Genes are certainly affecting the behavior somehow. That doesn't mean they are relevant. Cultural and educational factors have certainly a much bigger impact on behavior than any gene related effects.

Example of flawed reasoning similar to yours: genes have probably an impact on the way we speak (it's impacting the shape of our tongue somehow, etc etc). So maybe the French have their accent due to some genetic factors, and we could predict someone's accent looking at their genes. Well it turns out in practice, if you have "French genes" and are born and raised in a US environment, you'll have an American accent indistinguishable from someone with "US genes"

The same goes with criminal behavior.


If genes are affecting behavior [I assume you mean variation within the species], then why wouldn't they be relevant? Relevant to what?

I agree culture is the biggie (education is part of culture).

Your example gets at a correlation that can be used to make good predictions. Better-than-chance bets. The example I gave with drug addiction supposes the reader already believes that genes have a causal relationship with drug addiction. That is, a propensity to be, say, an alcoholic can be in your genome and not a result of environmental factors.

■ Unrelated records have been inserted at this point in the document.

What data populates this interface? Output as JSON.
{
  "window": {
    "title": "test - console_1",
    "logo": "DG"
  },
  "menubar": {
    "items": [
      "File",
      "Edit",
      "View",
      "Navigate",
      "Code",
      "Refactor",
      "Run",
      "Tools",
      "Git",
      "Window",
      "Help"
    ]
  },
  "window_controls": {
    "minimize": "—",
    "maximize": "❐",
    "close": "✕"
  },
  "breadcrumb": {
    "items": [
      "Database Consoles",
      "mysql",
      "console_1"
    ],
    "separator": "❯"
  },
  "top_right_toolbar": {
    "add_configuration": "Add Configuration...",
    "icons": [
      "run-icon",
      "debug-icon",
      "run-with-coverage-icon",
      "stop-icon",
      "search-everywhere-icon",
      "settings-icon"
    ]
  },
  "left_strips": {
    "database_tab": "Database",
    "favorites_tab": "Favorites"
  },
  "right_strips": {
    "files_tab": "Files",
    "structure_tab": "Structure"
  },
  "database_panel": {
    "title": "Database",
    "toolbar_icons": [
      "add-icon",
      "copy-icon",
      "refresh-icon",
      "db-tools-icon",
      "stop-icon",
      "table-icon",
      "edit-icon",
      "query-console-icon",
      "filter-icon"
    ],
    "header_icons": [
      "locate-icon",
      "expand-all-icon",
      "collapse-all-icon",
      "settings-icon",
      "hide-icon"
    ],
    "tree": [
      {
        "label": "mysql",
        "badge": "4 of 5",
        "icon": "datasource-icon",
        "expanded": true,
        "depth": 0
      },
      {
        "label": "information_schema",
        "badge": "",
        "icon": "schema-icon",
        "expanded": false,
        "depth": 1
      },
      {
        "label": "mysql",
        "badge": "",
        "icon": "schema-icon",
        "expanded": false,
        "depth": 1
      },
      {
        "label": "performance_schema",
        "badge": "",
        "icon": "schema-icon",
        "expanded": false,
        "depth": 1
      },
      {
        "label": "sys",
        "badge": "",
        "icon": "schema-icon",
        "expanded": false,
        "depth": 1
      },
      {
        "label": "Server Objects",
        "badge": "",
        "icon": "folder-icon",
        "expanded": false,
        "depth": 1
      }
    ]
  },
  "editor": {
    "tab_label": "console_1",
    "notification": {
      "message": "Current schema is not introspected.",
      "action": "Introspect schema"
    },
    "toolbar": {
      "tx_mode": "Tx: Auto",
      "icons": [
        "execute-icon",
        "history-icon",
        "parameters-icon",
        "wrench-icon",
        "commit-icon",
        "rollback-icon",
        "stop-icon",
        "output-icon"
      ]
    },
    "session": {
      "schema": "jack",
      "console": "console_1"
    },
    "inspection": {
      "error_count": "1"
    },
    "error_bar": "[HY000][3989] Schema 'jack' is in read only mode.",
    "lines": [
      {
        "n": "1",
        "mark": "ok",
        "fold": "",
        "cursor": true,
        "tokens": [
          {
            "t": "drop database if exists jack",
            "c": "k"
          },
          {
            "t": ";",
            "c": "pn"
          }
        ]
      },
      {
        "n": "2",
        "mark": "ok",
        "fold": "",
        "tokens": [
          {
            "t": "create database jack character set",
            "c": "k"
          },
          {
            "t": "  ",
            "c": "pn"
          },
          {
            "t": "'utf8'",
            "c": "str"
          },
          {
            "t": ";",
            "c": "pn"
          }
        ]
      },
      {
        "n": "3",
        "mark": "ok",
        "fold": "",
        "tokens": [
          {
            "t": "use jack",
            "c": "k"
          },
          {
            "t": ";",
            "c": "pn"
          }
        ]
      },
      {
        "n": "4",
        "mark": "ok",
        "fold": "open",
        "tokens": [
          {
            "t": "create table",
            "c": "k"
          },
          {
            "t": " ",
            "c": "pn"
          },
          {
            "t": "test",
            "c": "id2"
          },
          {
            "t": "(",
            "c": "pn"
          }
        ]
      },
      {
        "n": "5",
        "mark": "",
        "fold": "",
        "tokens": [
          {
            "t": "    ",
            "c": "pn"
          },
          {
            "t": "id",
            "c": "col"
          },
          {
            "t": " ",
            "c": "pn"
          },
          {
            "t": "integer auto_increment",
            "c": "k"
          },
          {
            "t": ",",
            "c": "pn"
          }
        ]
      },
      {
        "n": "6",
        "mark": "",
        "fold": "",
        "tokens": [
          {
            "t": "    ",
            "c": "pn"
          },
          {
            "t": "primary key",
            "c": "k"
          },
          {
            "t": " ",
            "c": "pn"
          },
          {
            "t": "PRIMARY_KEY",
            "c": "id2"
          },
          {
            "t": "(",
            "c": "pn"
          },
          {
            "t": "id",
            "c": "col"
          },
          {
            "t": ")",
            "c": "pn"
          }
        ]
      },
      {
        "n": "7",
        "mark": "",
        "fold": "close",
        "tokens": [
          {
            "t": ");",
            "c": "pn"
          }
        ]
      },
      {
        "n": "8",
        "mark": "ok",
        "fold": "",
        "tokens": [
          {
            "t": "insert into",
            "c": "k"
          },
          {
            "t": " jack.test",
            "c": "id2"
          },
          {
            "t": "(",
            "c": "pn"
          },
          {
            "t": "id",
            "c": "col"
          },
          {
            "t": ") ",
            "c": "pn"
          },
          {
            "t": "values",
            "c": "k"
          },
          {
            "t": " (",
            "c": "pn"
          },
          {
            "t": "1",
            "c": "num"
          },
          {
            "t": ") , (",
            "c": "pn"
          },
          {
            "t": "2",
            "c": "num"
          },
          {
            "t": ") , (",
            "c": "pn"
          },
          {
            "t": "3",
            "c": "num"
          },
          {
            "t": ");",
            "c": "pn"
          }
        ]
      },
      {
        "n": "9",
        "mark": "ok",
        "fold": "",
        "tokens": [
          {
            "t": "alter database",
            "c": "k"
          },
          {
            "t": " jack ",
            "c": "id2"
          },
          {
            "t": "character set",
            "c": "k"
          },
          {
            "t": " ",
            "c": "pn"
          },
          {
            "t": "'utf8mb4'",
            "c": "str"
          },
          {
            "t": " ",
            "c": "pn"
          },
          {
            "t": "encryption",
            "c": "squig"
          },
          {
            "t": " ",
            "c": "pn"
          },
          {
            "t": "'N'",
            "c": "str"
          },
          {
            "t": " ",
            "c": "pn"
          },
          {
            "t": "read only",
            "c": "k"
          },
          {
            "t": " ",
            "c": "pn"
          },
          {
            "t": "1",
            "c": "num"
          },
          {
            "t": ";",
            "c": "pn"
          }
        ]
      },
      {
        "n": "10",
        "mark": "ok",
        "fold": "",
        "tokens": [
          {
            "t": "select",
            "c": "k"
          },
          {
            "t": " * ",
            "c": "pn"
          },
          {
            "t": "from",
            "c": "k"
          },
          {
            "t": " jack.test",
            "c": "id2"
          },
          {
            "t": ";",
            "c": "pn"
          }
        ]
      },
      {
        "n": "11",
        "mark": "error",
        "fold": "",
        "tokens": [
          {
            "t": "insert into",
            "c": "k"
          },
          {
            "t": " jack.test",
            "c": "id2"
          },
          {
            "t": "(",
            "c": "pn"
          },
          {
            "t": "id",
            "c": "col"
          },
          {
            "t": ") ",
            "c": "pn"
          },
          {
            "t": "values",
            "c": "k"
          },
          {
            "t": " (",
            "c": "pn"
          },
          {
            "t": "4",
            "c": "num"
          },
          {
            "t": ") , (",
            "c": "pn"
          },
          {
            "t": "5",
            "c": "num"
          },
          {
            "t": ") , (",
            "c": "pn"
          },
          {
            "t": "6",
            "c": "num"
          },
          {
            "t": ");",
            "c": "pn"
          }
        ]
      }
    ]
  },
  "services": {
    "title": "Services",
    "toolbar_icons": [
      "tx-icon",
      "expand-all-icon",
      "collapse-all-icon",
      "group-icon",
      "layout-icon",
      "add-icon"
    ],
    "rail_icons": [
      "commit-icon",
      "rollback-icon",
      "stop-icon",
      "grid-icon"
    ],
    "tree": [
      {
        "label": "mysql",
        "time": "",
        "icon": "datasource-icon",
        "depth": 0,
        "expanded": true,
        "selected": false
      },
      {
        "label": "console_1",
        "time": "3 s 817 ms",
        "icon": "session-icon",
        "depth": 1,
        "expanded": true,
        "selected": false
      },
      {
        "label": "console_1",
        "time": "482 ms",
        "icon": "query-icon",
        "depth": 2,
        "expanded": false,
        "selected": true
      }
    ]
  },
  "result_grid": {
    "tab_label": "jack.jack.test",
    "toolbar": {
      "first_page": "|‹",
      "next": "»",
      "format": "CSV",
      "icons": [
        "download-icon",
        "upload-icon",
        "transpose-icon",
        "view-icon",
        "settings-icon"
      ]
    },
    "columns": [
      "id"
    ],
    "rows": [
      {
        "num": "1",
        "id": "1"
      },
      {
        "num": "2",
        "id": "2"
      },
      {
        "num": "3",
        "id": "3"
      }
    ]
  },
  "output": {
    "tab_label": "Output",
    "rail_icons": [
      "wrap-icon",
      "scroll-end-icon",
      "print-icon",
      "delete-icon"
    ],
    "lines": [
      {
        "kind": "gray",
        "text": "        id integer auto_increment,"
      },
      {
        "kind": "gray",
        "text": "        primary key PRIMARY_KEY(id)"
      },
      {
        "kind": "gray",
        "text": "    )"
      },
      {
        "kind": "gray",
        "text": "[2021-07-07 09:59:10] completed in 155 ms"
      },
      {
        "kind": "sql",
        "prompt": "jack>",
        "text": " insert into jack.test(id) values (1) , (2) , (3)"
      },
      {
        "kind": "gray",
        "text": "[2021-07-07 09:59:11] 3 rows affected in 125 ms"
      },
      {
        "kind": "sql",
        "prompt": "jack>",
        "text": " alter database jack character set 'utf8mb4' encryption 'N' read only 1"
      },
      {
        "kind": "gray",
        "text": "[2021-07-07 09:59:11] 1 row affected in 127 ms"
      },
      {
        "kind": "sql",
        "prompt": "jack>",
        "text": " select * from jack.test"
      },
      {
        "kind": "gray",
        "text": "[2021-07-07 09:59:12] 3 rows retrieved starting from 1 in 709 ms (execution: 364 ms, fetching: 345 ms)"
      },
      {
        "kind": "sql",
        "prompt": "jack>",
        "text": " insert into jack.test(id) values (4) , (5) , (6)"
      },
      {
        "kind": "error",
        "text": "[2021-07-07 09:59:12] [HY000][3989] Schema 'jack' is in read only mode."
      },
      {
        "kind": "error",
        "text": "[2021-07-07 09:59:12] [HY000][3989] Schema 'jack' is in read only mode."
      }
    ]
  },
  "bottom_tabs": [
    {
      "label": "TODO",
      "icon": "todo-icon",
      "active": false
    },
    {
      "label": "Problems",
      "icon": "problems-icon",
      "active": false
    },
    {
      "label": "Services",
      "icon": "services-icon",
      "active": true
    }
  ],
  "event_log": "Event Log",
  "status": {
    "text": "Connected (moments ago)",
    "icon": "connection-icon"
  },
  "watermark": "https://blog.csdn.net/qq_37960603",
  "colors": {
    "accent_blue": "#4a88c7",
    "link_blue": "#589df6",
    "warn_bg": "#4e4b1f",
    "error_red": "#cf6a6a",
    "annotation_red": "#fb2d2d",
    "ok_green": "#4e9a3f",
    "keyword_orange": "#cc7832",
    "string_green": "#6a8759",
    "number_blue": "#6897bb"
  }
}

Given this logic if America had a policy of throwing everyone with blond hair in jail for "hair crimes" you would conclude it is a fairer system than Japan's if Japanese-Americans had a lower incarceration rate than Japanese people in Japan.

That's some heroic effort in defense of America's high incarceration rate.


...I didn't make any claims at all about fairness. What?


Further up on this thread someone wrote "If you ever thought the American justice system is bad...".

Someone else wrote wrote " Not trying to handwave away issues with the Japanese system, but scale seems relevant here. Japan: 40 incarcerated per 100k population [1] USA: 655 incarcerated per 100k population [2]"

So I read your post in that context. The conversation seemed to me to be about whether the American or Japanese justice system is "bad". Fairness would seem to be an aspect of "good" or "bad"... if you weren't trying to argue the American justice system was "good" I've lost the context of what you were trying to say.


I appreciate the explanation! I could've been clearer.


I think most people know that Asians in the US commit less crime than other races. As for why, there are probably cultural reasons.


Or rather economic reasons, the difference between the median income for Asian Americans is about the same as the difference between white people and African Americans.


Or both! Or a bunch of other stuff too!


Actually the OP asked the question. By assuming a particular answer, you are providing the racism.


No, it is the question that is racist. The assumption that because of your ethnicity, you would have some kind of specific level of criminality. That is extremely racist.


You're assuming a causal relationship when the claim is correlational. The claim is not that because of a person's ethnicity that person will commit crimes at a certain rate, the claim is that you can make a good guess about criminality based on ethnicity. That is to say, there is a correlation. Which is unambiguously true--just look up the numbers. Only takes a moment.

In either case, whether it's racist or not is irrelevant to the issue at hand.


> the claim is that you can make a good guess about criminality based on ethnicity

Yes. That is the claim that is racist.


It is empirically true. It is, of course, possible for things to be both true and racist, for some definition of racist.


The fact that you just stop the train of thought there is the racist part.


What would be the non-racist thing to do?


Actually look for the real factors beyond "ethnicity".


My honest read here, and I really wish to emphasize that this is honest feedback and not an attempt to put you down, is that you don't have a solid grasp of causation vs. correlation.

I appreciate you engaging. It's fun and important to talk about stuff like this.


My point is literally that you need to think harder about causation vs. correlation here.

Criminality might correlate with ethnicity. Assuming this means causality is the thing that is racist.